Run 2 Accuracy: 0.9821




#### 3: Changing the Algorithm
Since Logistic Regression hit a ceiling (likely predicting "No" for everyone), I tried a **Decision Tree**.
* **Hypothesis:** A tree might capture non-linear rules (e.g., "If Weekend AND Price < $50, then Buy").
* **MLflow Feature:** I also logged a **Confusion Matrix** as an image artifact. This allows me to visually inspect *how* the model is making errors directly inside the MLflow UI, rather than just relying on a single accuracy number.

In [0]:
run_name = "Run_3_Decision_Tree"

with mlflow.start_run(run_name=run_name):
    # Define Features & Model Type
    features = ["price_log", "hour", "is_weekend"]
    model_type = "DecisionTreeClassifier"
    
    # Log Parameters (Key step for comparison later)
    mlflow.log_param("features", features)
    mlflow.log_param("model_type", model_type)
    mlflow.log_param("criterion", "gini") # Specific param for Trees
    
    # Train
    model = DecisionTreeClassifier(random_state=42, max_depth=5)
    model.fit(X_train[features], y_train)
    
    # Evaluate
    predictions = model.predict(X_test[features])
    accuracy = accuracy_score(y_test, predictions)
    
    # Log Metrics
    mlflow.log_metric("accuracy", accuracy)
    print(f"Run 3 Accuracy: {accuracy:.4f}")
    
    # Create Confusion Matrix
    cm = confusion_matrix(y_test, predictions)
    
    # Plot it
    plt.figure(figsize=(6,6))
    sns.heatmap(cm, annot=True, fmt='d', cmap='Blues')
    plt.title(f"Confusion Matrix - {run_name}")
    plt.ylabel('Actual')
    plt.xlabel('Predicted')
    
    # Save plot to a file
    plot_filename = "confusion_matrix.png"
    plt.savefig(plot_filename)
    
    # Log that file to MLflow
    mlflow.log_artifact(plot_filename)
    # -------------------------------------------------------
    
    # Log Model
    mlflow.sklearn.log_model(model, "model")
    
    # Close plot to prevent displaying double
    plt.close()

Run 3 Accuracy: 0.9821




### The "Accuracy Paradox" Diagnosis
My experiments revealed a critical flaw in using **Accuracy** as a metric for e-commerce data.

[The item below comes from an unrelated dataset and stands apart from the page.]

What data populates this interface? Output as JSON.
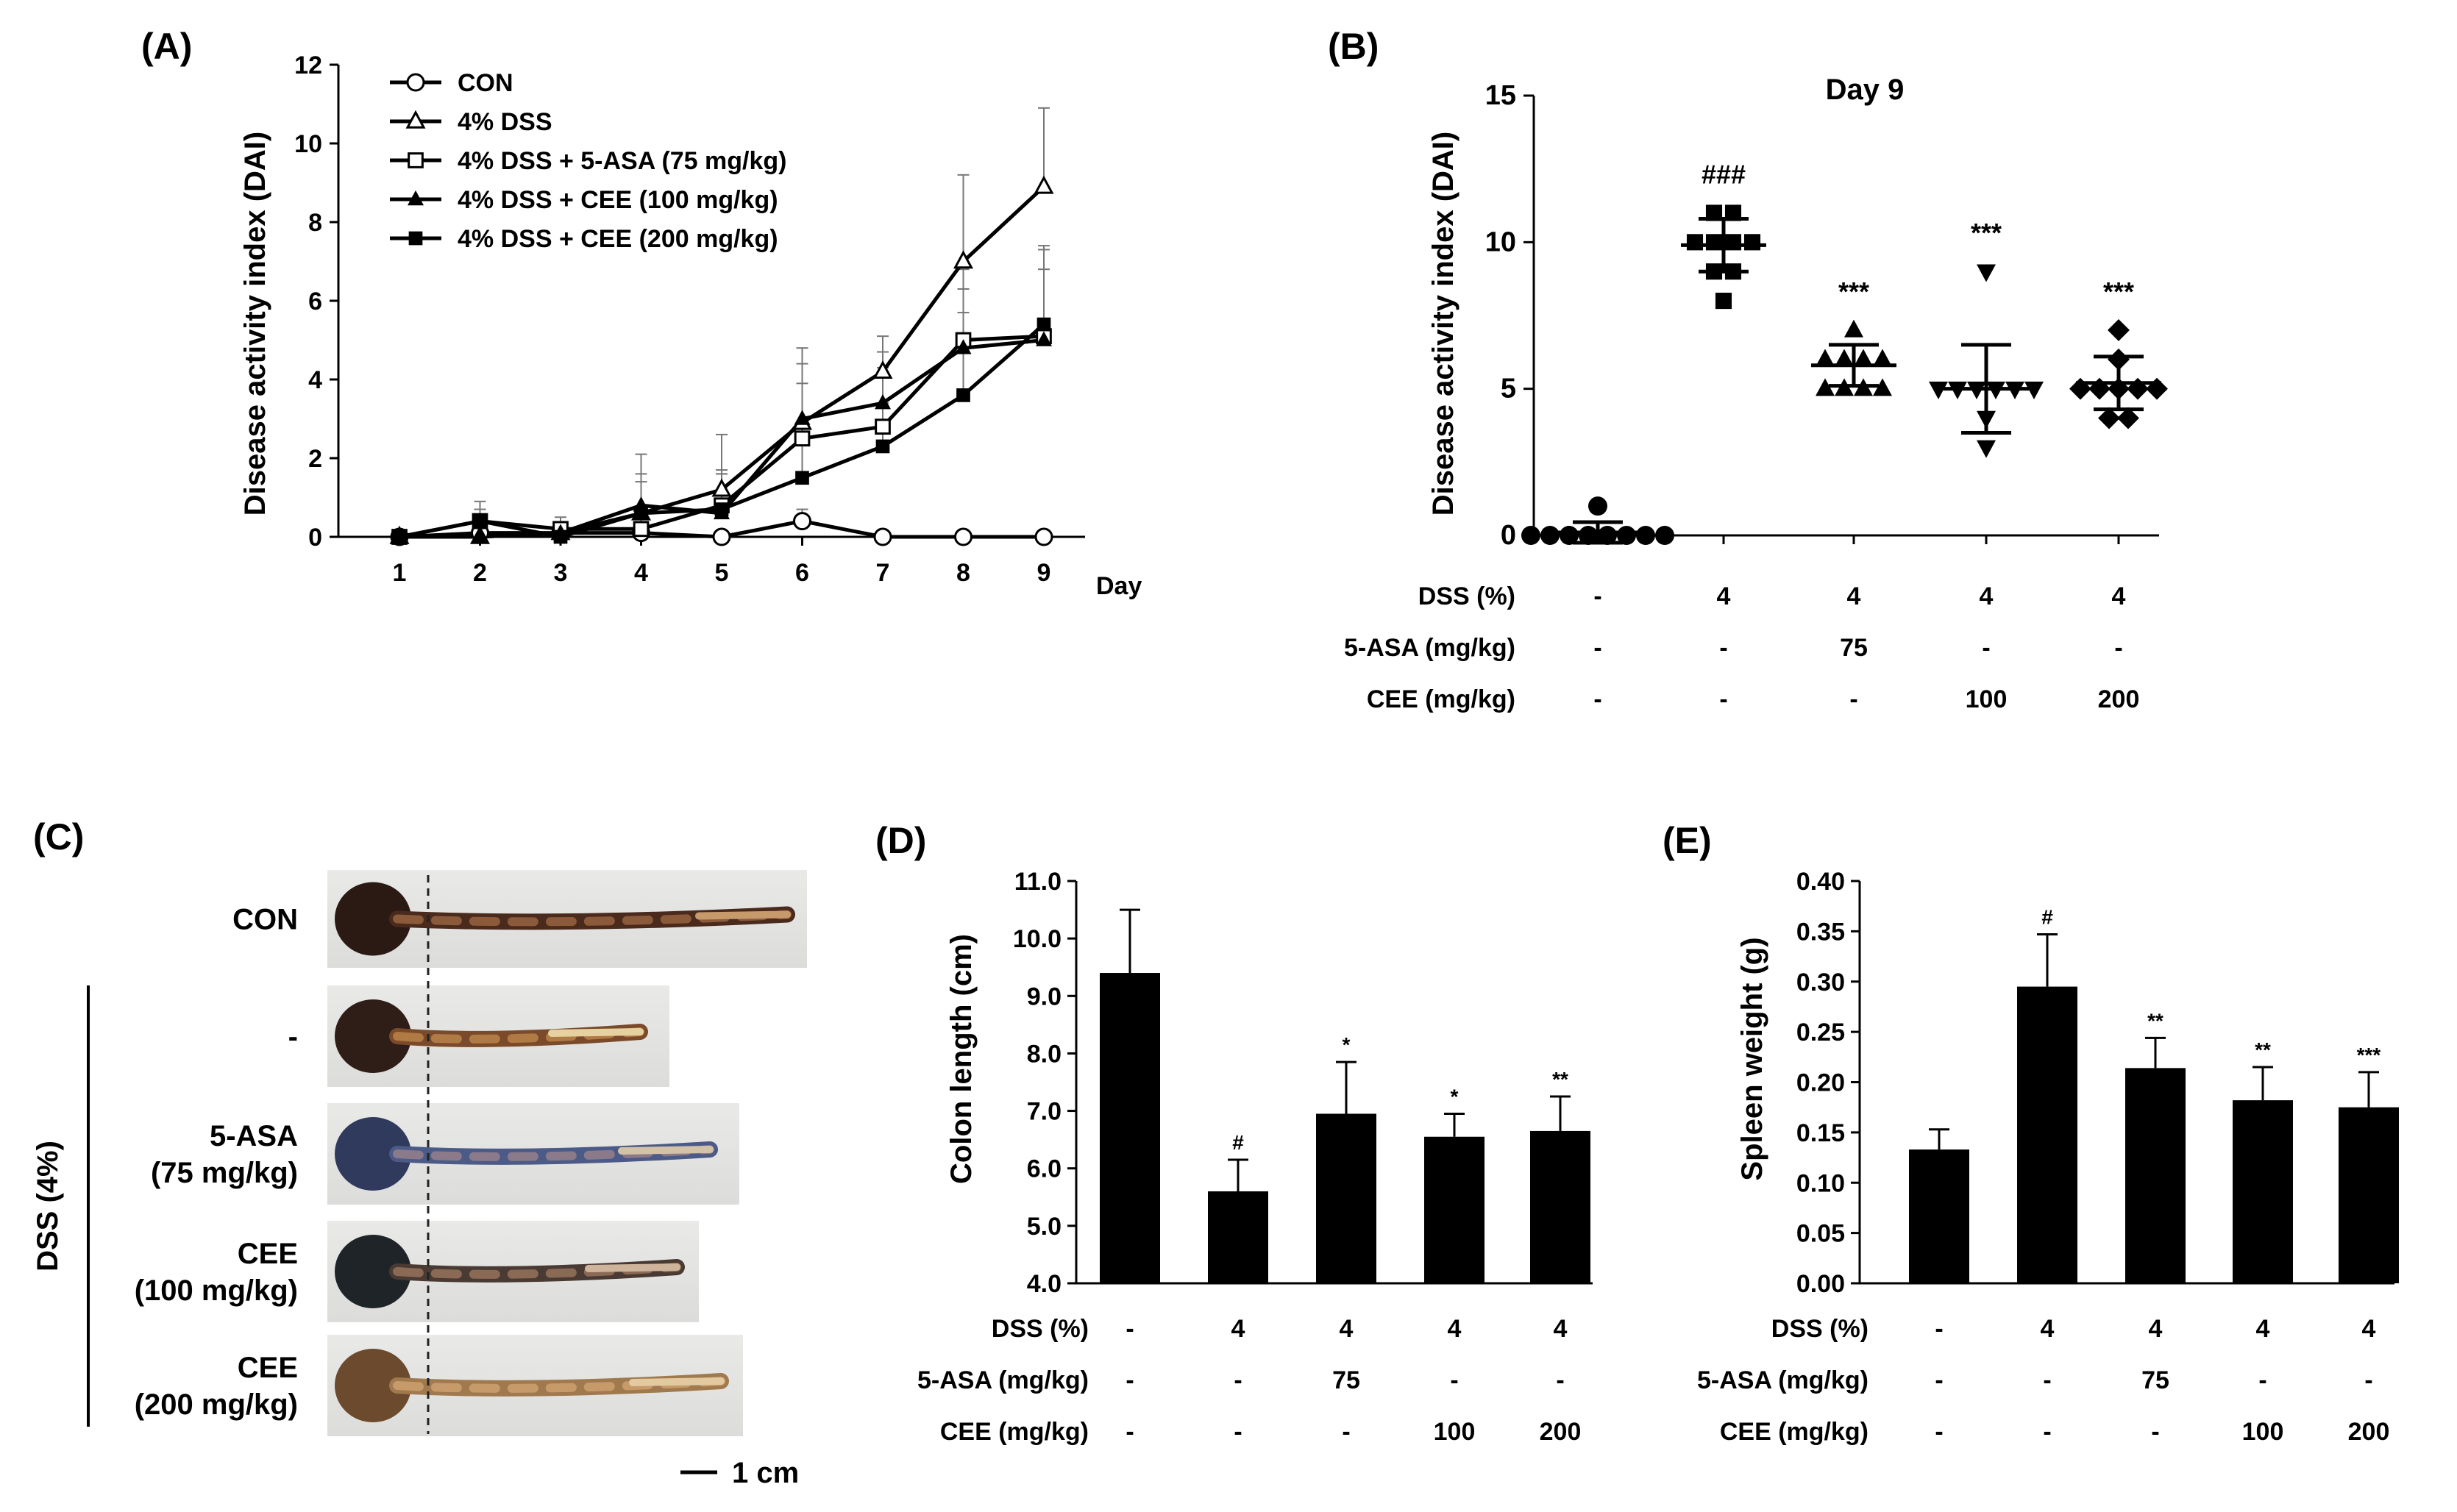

**The Evidence (Run 3 - Decision Tree):**
* **Accuracy:** `98.21%` (Sounds perfect)
* **Confusion Matrix:**
    * **True Negatives:** 19,642 (Correctly ignored non-buyers)
    * **True Positives:** **0** (Failed to identify a single buyer)
    * **False Negatives:** 357 (Missed every actual sale)

**Conclusion:**
The model is "lazy." It learned that since 98% of people don't buy, the safest bet is to predict **0 (No Purchase)** for everyone.
* **MLflow Value:** Without logging the **Confusion Matrix artifact**, I would have just seen "98% Accuracy" and deployed a useless model.
* **Next Steps:** In the future, I must use **Class Weights** or **Oversampling (SMOTE)** to force the model to care about the rare "Purchase" events.